Una seconda mostra avvenne nel 1937, ripetuta poi nel 1952; ed a San Pier d’Arena nel 1967 e 1974. Quest’ultima, fu permessa dall’essere riusciti a raccogliere maggior materiale: fino ad una sessantina di dipinti e numerosi disegni. Un gran numero di essi, specie dell’ampia produzione di schizzi, riuscì a trovarli nella casa di Promontorio Chianese Mario,  pittore pure lui, che gestiva un negozio d’arte in via Cantore 198r negli anni 1960, e che riuscì a collezionare anche molte tele ad  olio che rivendette ai privati; famosa è la collezione  della famiglia Bessone, valentissimo primario dermatologo del Gaslini, che possedeva nella casa-studio di via Cantore 30,  intere pareti di quadri disegnati dal pittore, tra cui anche una rara “Natività”).

    Dagli schizzi, si evidenzia che i soggetti preferiti furono sempre la gente comune, disegnati  con pochi tratti capaci di una notevole espressività e di grande rilievo plastico; con il  carboncino, il greve colore permette delle sfumature capaci di mettere  prevalentemente in forte risalto e con particolare densità i tratti fondamentali dei muscoli, dei volti o delle mani. Rare le composizioni religiose (che invece a quei tempi ancora fornivano materia di immediato guadagno e di sopravvivenza:  indice questo di un profondo travaglio interiore, di una cupa depressione che lo portava ad estraniarsi dalle gioie della vita, rintanandosi invece nella sua auto-emarginazione sfuggendo i circuiti che potevano portarlo alla meritata fama). Su questo tema, neppure gli amici, tra essi soprattutti il Castrovillari   che fu il più assiduo, riuscirono a aiutarlo.

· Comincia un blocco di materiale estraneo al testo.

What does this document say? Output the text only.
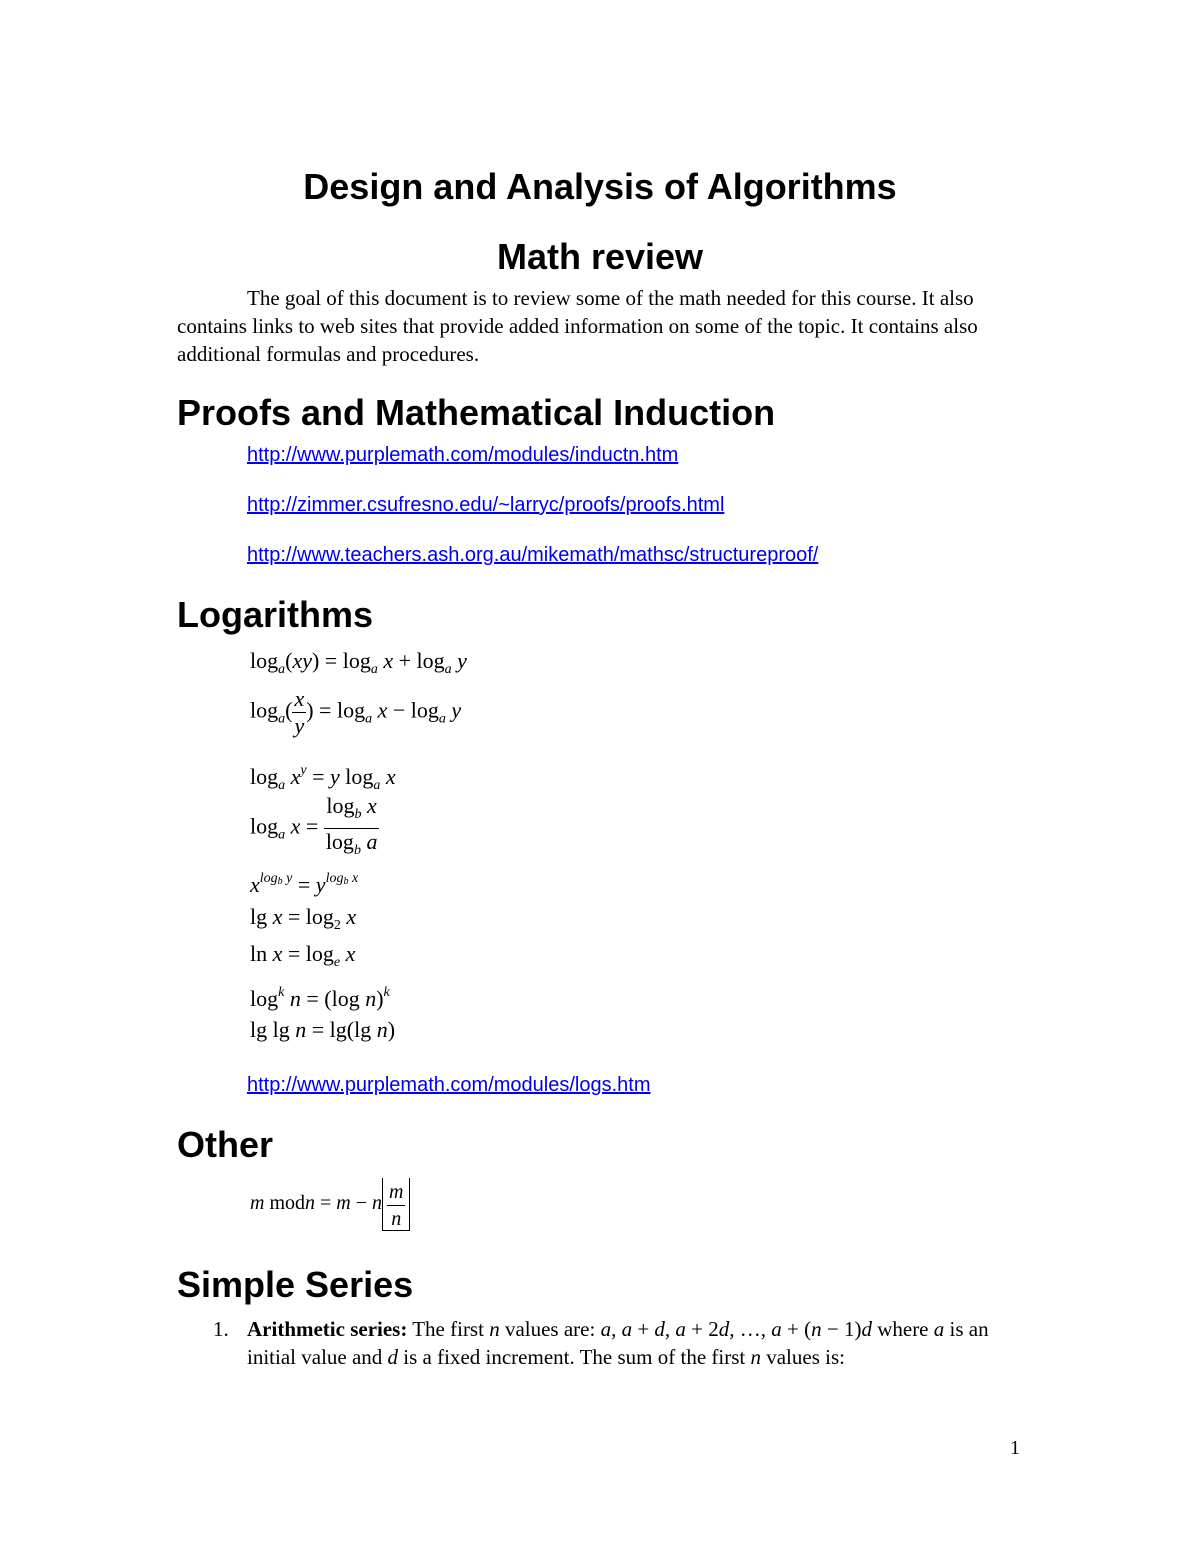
Design and Analysis of Algorithms
Math review

The goal of this document is to review some of the math needed for this course. It also contains links to web sites that provide added information on some of the topic. It contains also additional formulas and procedures.

Proofs and Mathematical Induction
http://www.purplemath.com/modules/inductn.htm
http://zimmer.csufresno.edu/~larryc/proofs/proofs.html
http://www.teachers.ash.org.au/mikemath/mathsc/structureproof/
Logarithms
$\log_a(xy) = \log_a x + \log_a y$
$\log_a( \frac{x}{y}$ ) = $\log_a x - \log_a y$
$\log_a x^y = y$ $\log_a x$
$\log_a x = \frac{\log_b x}{\log_b a}$
$x^{log_b y} = y^{log_b x}$
$\lg x = \log_2 x$
$\ln x = \log_e x$
$\log^k n = (\log$ n)$^k$
lg lg n = lg(lg n)
http://www.purplemath.com/modules/logs.htm
Other
m modn = m − n $\frac{m}{n}$
Simple Series
1. Arithmetic series: The first n values are: a, a + d, a + 2d, …, a + (n − 1)d where a is an initial value and d is a fixed increment. The sum of the first n values is:
1
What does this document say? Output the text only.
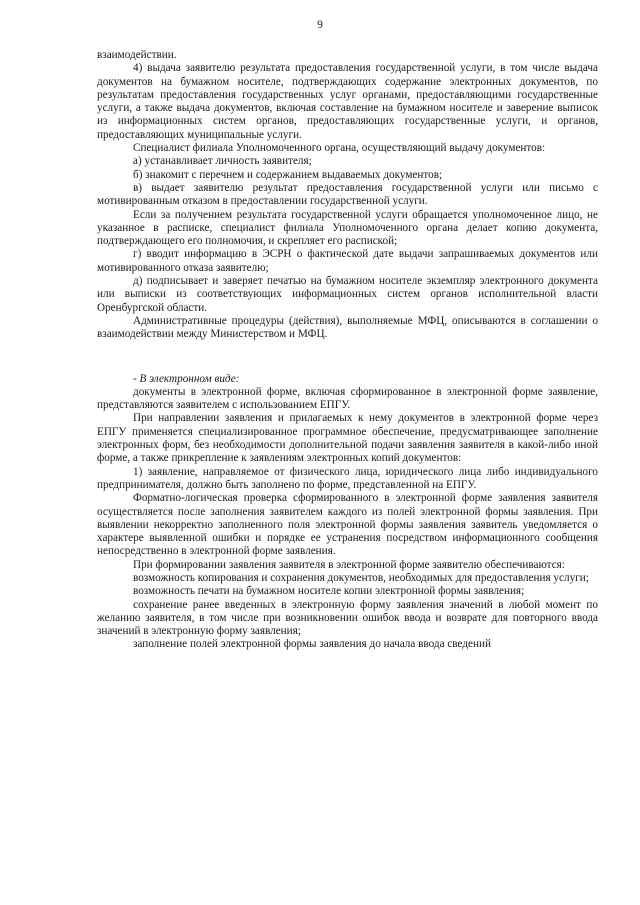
9

взаимодействии.

4) выдача заявителю результата предоставления государственной услуги, в том числе выдача документов на бумажном носителе, подтверждающих содержание электронных документов, по результатам предоставления государственных услуг органами, предоставляющими государственные услуги, а также выдача документов, включая составление на бумажном носителе и заверение выписок из информационных систем органов, предоставляющих государственные услуги, и органов, предоставляющих муниципальные услуги.

Специалист филиала Уполномоченного органа, осуществляющий выдачу документов:

а) устанавливает личность заявителя;

б) знакомит с перечнем и содержанием выдаваемых документов;

в) выдает заявителю результат предоставления государственной услуги или письмо с мотивированным отказом в предоставлении государственной услуги.

Если за получением результата государственной услуги обращается уполномоченное лицо, не указанное в расписке, специалист филиала Уполномоченного органа делает копию документа, подтверждающего его полномочия, и скрепляет его распиской;

г) вводит информацию в ЭСРН о фактической дате выдачи запрашиваемых документов или мотивированного отказа заявителю;

д) подписывает и заверяет печатью на бумажном носителе экземпляр электронного документа или выписки из соответствующих информационных систем органов исполнительной власти Оренбургской области.

Административные процедуры (действия), выполняемые МФЦ, описываются в соглашении о взаимодействии между Министерством и МФЦ.

- В электронном виде:

документы в электронной форме, включая сформированное в электронной форме заявление, представляются заявителем с использованием ЕПГУ.

При направлении заявления и прилагаемых к нему документов в электронной форме через ЕПГУ применяется специализированное программное обеспечение, предусматривающее заполнение электронных форм, без необходимости дополнительной подачи заявления заявителя в какой-либо иной форме, а также прикрепление к заявлениям электронных копий документов:

1) заявление, направляемое от физического лица, юридического лица либо индивидуального предпринимателя, должно быть заполнено по форме, представленной на ЕПГУ.

Форматно-логическая проверка сформированного в электронной форме заявления заявителя осуществляется после заполнения заявителем каждого из полей электронной формы заявления. При выявлении некорректно заполненного поля электронной формы заявления заявитель уведомляется о характере выявленной ошибки и порядке ее устранения посредством информационного сообщения непосредственно в электронной форме заявления.

При формировании заявления заявителя в электронной форме заявителю обеспечиваются:

возможность копирования и сохранения документов, необходимых для предоставления услуги;

возможность печати на бумажном носителе копии электронной формы заявления;

сохранение ранее введенных в электронную форму заявления значений в любой момент по желанию заявителя, в том числе при возникновении ошибок ввода и возврате для повторного ввода значений в электронную форму заявления;

заполнение полей электронной формы заявления до начала ввода сведений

   Sue opere, è scritto, sono presenti in Comune a San Pier d’Arena, e nella galleria civica d’Arte Moderna di Nervi. Di privati, sono i ritratti dell’avvocato Gerolamo Parodi e delle figlie, che lo alloggiavano in salita superiore Salvator Rosa, ed ai quali doveva certamente i soldi dell’affitto. In una stanza del padiglione dirigenza, dell’ ospedale civile di Sampierdarena - che è scritto possedeva una “bella quadreria” del pittore (e che sino agli anni 60-70, c’era) -, attualmente pare ne risultano presenti solo pochi, ricuperati e fortunatamente seriamente catalogati dal direttore dr. L.Ferrando;  vari altri, di privati.